Aside from the AI’s tunnel vision, fighting together through a short dungeon was surprisingly functional. I was able to pick locks on chests for my partner without him needing to do so separately. Loot from corpses and containers was shared, too. Our only minor world state hiccup while inside Bleak Falls was him nicking the golden claw off the thief and using it on the relevant door, walking through what was still a locked, solid door on my end.
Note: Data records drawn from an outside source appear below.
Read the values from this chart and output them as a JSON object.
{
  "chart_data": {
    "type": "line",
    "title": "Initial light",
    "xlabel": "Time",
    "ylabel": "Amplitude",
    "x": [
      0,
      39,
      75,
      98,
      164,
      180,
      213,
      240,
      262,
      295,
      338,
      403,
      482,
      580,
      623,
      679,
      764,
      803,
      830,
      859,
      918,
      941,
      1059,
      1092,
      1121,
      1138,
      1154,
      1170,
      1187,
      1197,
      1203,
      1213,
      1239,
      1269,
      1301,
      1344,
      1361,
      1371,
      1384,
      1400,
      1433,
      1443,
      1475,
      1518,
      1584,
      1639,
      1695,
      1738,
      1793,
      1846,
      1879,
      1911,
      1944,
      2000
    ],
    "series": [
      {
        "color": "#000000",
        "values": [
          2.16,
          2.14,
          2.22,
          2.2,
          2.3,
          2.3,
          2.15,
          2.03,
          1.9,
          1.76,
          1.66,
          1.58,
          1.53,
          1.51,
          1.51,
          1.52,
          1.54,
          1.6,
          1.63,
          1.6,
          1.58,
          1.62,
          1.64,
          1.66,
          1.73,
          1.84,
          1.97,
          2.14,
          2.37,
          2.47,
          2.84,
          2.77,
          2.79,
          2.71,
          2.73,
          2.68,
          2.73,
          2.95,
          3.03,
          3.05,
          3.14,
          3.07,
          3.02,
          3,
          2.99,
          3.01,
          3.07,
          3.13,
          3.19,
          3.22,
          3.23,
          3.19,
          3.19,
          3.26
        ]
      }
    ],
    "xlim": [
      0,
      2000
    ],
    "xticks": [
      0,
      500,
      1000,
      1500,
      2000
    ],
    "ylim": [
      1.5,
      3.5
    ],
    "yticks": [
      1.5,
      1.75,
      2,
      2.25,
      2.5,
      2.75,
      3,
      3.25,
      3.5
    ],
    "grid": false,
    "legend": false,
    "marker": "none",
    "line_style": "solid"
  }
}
No worries, though: He was able to toss it on the ground for me to repeat the process. computer game


What Skyrim Together does require is a lot of communication. There’s server text chat if you need it, but I’d recommend jumping in a Discord call. We found ourselves saying “wait, where are you?” pretty regularly as I instinctively pulled open my map each time before remembering that no, my friends weren’t visible there. Sticking together, or making liberal use of that teleport function in the party menu, is key.


Oh, and for the extreme scummers in the room: With PvP disabled you can smack your friends with weapons over and over to quickly gain experience and level up. It’s a whole new way to cheese the level grind.